Et afferma le contenu en icelle supplicacion estre vray & que partie des biens desclairés en ladite supplicacion il a trouvez en la possession de Jehan Le Flament, chauderonnier, & Jehan de Hollande, cousturier, demourans en la rue Saint-Martin à Paris. Et, ce fait, fu faitte venir & attainte en jugement ladite Marion Du Pont [sic] prisonniere, laquelle & par serement nya oncques avoir prins des biens d’icellui Chevalier aucune chose, jà soit ce que elle soit demourant en ses louages & près de lui. Et pour ce que autre chose ne voult cognoistre & que en sa presence icellui Jehan Le Flament cogneut avoir acheté de ladite prisonniere un pot, l’avoir despecié avec un chandelier de cuivre la somme de ix s. parisis, & aussi ledit de Hoîlande avoir acheté de ladite Marion une poile d’arain la somme de neuf sols parisis, qui avoient esté mandez & fais venir en jugement pour depposer des choses dessus dites vérité ; par l’advis & délibération d’iceulx conseilliers ladite Marion fu faite despouillier toute nue, mise, liée & estendue à question sur le petit tresteau & avant ce que l’en jettast point d’eaue sur elle, requist instanment que l’en la meist jus & elle diroit sur tout ce vérité. Et, pour ce, fu mise hors de ladite question, menée chauffer en la cuisine en la manière acoustumée & en après ramené en jugement sur lesdiz quarreaux, ouquel lieu hors de toute question & sanz aucune force ou contrainte, après ce que ladite prisonniere ot juré aus sains Euvangiles de Dieu que elle diroit vérité desdites accusacions & autres crimes & larrecins par li faiz :
Et dist et afferma par serement pour vérité, en soy corrigant des autres confeslions par li faites & non obstant quelques negacions ou confessions que faites a, que le mercredi précèdent de son emprisonnement elle qui parle & ledit Richart, son varlet, estans sur les quaiz de la rivière de Saine assez près de l’ostel de mons. de Bourbon, vit & apperceut un hostel ouvert, ouquel avoit à l’uis un petit ensant seulement ; &, pour ce, ala oudit hostel &, elle estant en icellui, vit que sur la tablete qui estoit en icellui hostel au devant du feu avoit un hanap de madre, lequel elle print & emporta & le jeudi ensuivant vendi icellui ès hales de Paris au freppier dessus nommé la somme de vj s. par. Et dit que c’est le hanap de madre pour lequel elle a esté emprisonnée.

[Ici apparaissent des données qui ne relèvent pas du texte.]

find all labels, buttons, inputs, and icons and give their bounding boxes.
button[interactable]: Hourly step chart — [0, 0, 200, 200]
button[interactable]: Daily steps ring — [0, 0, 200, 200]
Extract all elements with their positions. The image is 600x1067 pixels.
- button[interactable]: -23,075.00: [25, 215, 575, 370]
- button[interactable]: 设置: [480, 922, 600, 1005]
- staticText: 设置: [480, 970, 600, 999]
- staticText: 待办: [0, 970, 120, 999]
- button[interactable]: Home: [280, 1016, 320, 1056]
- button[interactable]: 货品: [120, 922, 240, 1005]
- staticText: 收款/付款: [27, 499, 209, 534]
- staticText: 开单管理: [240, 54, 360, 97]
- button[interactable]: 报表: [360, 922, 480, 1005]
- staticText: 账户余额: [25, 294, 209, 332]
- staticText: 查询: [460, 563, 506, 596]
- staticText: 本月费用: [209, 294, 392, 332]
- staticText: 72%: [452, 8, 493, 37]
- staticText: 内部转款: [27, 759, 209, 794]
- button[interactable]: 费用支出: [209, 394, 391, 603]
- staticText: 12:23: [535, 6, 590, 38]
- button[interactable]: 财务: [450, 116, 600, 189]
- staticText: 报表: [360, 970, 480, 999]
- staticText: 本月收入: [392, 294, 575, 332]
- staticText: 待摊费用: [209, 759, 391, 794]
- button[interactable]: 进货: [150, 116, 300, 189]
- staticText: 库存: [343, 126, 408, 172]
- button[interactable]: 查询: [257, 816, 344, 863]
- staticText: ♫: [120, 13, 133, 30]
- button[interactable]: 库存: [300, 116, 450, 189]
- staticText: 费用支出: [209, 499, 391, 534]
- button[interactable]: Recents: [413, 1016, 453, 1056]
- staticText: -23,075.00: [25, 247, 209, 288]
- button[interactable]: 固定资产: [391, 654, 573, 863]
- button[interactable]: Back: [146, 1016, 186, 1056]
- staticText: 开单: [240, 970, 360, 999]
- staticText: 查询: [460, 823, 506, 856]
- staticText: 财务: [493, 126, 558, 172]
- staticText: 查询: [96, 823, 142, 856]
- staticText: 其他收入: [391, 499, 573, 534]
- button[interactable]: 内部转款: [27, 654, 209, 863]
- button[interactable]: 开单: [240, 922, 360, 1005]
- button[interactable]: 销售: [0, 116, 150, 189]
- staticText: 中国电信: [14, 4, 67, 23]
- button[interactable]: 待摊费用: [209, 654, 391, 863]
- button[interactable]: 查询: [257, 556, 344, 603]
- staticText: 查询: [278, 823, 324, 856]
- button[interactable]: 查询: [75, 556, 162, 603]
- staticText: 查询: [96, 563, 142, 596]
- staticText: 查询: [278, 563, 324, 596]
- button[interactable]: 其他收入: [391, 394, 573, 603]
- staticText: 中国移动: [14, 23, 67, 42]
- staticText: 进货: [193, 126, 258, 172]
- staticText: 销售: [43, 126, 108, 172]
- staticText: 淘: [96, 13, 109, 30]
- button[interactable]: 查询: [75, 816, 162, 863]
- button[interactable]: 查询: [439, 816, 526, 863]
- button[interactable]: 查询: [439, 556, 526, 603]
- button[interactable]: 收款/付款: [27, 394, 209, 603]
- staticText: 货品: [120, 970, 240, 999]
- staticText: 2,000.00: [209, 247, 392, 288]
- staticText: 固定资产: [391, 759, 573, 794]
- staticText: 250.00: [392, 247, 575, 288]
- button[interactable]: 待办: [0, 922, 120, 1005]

Cogneut aussi que, un mois a ou environ , autrement du temps n’est recorde, ainsi comme elle ot esté par long temps en l’ostel de la Levriere assis ou vielz cimitiere Saint-Jehan & beu en icellui hostel en attendant un compaignon qui li avoit dit qu’il venroit illec parler à li, par ledit Richart son varlet li fu dit & enseigné que, en la despence dudit hostel, laquelle estoit ouverte, il avoit veu unes belles patenoltres, en laquelle despence elle qui parle ala, & d’icelle en apporta lesdites patenostres, ensamble un petit chandelier de cuyvre, lesqueles patenostres elle vendi ès hales de Paris, viij jours après ou environ, la somme de xvj s., & ledit chandelier vendi samblablement xvj d.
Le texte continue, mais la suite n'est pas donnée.